Experiment 1 (lower-intensity exercise) and Experiment 2 (higher-intensity exercise) did not demonstrate any effect of acute exercise on implicit memory. However, Experiment 3 provided suggestive evidence that acute moderate-intensity exercise may improve implicit memory when assessed in a more real-world way.
Subconscious encoding of material, in theory, may be more enhanced for real-world type objects. If true, this may, in part, explain the notable differences across our experiments. Further, research demonstrates that unconscious relational encoding of multiple objects may depend on the hippocampus (Duss et al., 2014; Hannula & Greene, 2012; Reber, Luechinger, Boesiger, & Henke, 2012), a critical brain structure that is influenced (increased neuronal activity) by acute exercise (Rendeiro & Rhodes, 2018).
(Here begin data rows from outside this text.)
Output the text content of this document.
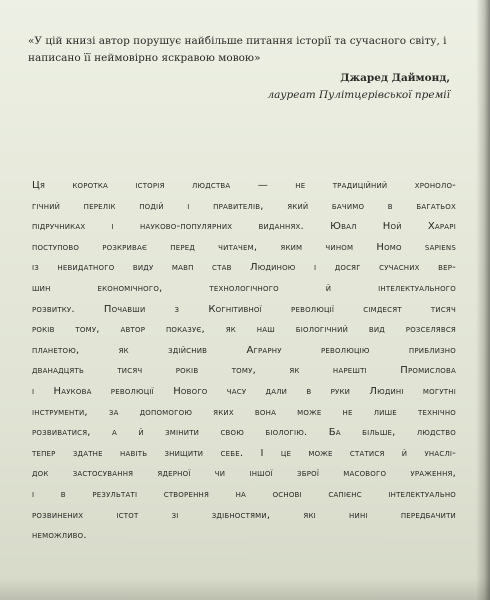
«У цій книзі автор порушує найбільше питання історії та сучасного світу, і написано її неймовірно яскравою мовою»

Джаред Даймонд,
лауреат Пулітцерівської премії
Ця коротка історія людства — не традиційний хроноло-
гічний перелік подій і правителів, який бачимо в багатьох
підручниках і науково-популярних виданнях. Ювал Ной Харарі
поступово розкриває перед читачем, яким чином Homo sapiens
із невидатного виду мавп став Людиною і досяг сучасних вер-
шин економічного, технологічного й інтелектуального
розвитку. Почавши з Когнітивної революції сімдесят тисяч
років тому, автор показує, як наш біологічний вид розселявся
планетою, як здійснив Аграрну революцію приблизно
дванадцять тисяч років тому, як нарешті Промислова
і Наукова революції Нового часу дали в руки Людині могутні
інструменти, за допомогою яких вона може не лише технічно
розвиватися, а й змінити свою біологію. Ба більше, людство
тепер здатне навіть знищити себе. І це може статися й унаслі-
док застосування ядерної чи іншої зброї масового ураження,
і в результаті створення на основі сапієнс інтелектуально
розвинених істот зі здібностями, які нині передбачити
неможливо.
Perceptual implicit processing may occur from priming existing memories (Kuldas, Ismail, Hashim, & Bakar, 2013). Perhaps our real-world implicit memory task was more robust in priming such memories, and thus, facilitated the role of acute exercise in such implicit processes. Clearly, additional work in this area is needed. If confirmed by future experimentation, then critical thought will be needed to evaluate the mechanism through which acute exercise may enhance implicit memory.
Limitations of these experiments is the relatively small, homogenous samples evaluated. Thus, larger samples in broader populations may help increase the generalizability of our findings. Further, although Experiment 2 employed a higher exercise intensity than Experiment 1 (20 bpm higher heart rate), this may not have been large enough of a physiological change to elicit improvements in memory function. Strengths, however, include the experimental approach of three integrated studies.
In conclusion, these novel experiments demonstrate that acute exercise does not influence a commonly used laboratory-based assessment of implicit memory but may enhance real world-related implicit memory function. Future confirmatory work on this paradigm is warranted. Such work should also evaluate the potential effects of other exercise parameters (e.g., duration, temporality, setting) on implicit memory.